İlk duruşmaya aşağıdaki kişiler katıldı:

  • A.A. Kuznetsov - bu adam, Bolşeviklerin Tüm Birlik Komünist Partisi Merkez Komitesi 1. Sekreteri olarak görev yaptı.
  • Not: Popkov - Bolşeviklerin Tüm Birlik Komünist Partisi Leningrad Şehir/Bölge Komitesi 1. Sekreteri.
  • ONLARA. Turko, Leningrad dışı bir partinin temsilcisi ve Bolşeviklerin Tüm Birlik Komünist Partisi'nin Yaroslavl bölge komitesinin ilk sekreteri.
  • Mİ. Rodionov, RSFSR Bakanlar Kurulu Başkanıdır.
  • ÜZERİNDE. SSCB Devlet Planlama Komitesi'nin başkanı olan Voznesensky ve diğerleri.

Sebep neydi? Leningrad davası (duruşmanın önemli olayları kısaca anlatılacaktır), Leningrad Partisi hükümet yetkililerine ilişkin uzlaşmacı kanıtların bir listesidir. 1949'un başlarında tüm belgeler zaten toplanmıştı ve süreç 1949'da Leningrad'da düzenlenen Tüm Rusya Toptan Satış Fuarı ile başladı. Hükümet yetkilileri vatana ihanetle suçlanmanın yanı sıra, bir önceki yılın Aralık ayında yapılan yeni liderlik seçimlerine hile karıştırmakla da suçlandı. Fuarın ardından G. Malenkov, yukarıda sıralanan isimlere, bu etkinliğin Parti Merkez Komitesi ve hükümet gibi organların bilgisi dışında yapıldığı yönünde suçlamalarda bulundu.

Ancak belgeler bambaşka bir şeyi doğruladı: Bakanlar Kurulu, geçen yılın 11 Kasım tarihli kararıyla Fuara izin vermişti.

Şubat 1949'da Malenkov Leningrad'a gitti. Leningrad olayı etkinliğinin ve zulmünün zirvesine ulaşıyor. Malenkov, şehir büroları ve bölge komiteleriyle toplantılar yaptıktan sonra, hükümet yetkililerinin parti karşıtı faaliyetlerle suçlandığı ve görevden alındığına dair bir kararname sundu. Herkes tutuklandı. Tutuklananlar bir yıl boyunca acımasız işkenceye ve sorgulamaya maruz kaldı. Ardından N. Voznesensky, Y. Kapustin, P. Popkov, P. Lazutin, A. Kuznetsov, M. Rodionov vuruldu.

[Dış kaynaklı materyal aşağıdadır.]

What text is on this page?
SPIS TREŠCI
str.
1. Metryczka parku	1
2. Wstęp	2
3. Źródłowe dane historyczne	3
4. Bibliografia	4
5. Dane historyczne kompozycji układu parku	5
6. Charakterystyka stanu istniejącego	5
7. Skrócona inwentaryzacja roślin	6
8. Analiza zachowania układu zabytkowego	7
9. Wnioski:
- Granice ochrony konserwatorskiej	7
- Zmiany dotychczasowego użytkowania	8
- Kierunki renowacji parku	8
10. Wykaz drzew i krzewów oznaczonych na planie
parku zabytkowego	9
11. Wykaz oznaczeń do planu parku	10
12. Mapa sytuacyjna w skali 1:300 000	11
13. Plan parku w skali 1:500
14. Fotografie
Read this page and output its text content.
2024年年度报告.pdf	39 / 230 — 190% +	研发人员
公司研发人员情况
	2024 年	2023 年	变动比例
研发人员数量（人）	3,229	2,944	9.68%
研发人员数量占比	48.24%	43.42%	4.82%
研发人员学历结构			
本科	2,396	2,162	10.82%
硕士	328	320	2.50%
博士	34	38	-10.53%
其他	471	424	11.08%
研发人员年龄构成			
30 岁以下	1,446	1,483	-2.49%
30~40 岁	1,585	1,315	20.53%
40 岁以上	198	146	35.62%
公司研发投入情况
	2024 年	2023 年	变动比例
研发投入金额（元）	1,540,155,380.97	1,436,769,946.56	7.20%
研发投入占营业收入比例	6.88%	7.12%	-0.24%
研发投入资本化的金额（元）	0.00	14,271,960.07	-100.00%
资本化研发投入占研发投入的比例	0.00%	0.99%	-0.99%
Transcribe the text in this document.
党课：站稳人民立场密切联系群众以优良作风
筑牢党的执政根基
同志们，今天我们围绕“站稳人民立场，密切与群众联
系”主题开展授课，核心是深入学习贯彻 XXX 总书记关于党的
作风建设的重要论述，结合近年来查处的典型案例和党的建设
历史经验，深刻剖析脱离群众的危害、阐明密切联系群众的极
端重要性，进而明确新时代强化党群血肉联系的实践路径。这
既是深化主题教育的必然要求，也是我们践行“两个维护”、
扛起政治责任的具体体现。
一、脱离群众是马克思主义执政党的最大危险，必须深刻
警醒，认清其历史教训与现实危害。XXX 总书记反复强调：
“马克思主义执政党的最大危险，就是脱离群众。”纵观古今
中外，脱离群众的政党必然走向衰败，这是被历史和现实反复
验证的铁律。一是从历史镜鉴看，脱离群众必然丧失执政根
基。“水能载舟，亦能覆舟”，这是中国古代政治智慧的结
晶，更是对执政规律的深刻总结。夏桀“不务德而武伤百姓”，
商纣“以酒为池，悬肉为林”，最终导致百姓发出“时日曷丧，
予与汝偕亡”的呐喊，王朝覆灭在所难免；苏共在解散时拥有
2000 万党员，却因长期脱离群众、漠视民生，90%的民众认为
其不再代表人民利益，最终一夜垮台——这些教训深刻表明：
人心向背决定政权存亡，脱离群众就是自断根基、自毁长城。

İlkini takip eden Leningrad doktorları, iktidarının dokunulmaz olması için her şeyi yapan Stalin'in tutarsız politikalarını açıkça yansıtıyor. Kaygısı ve sürekli şüphesi, çoğu haksız olan büyük baskılara yol açtı. Leningrad davası 1954'te yeniden gözden geçirildi ve sürece dahil olan kişiler rehabilite edildi.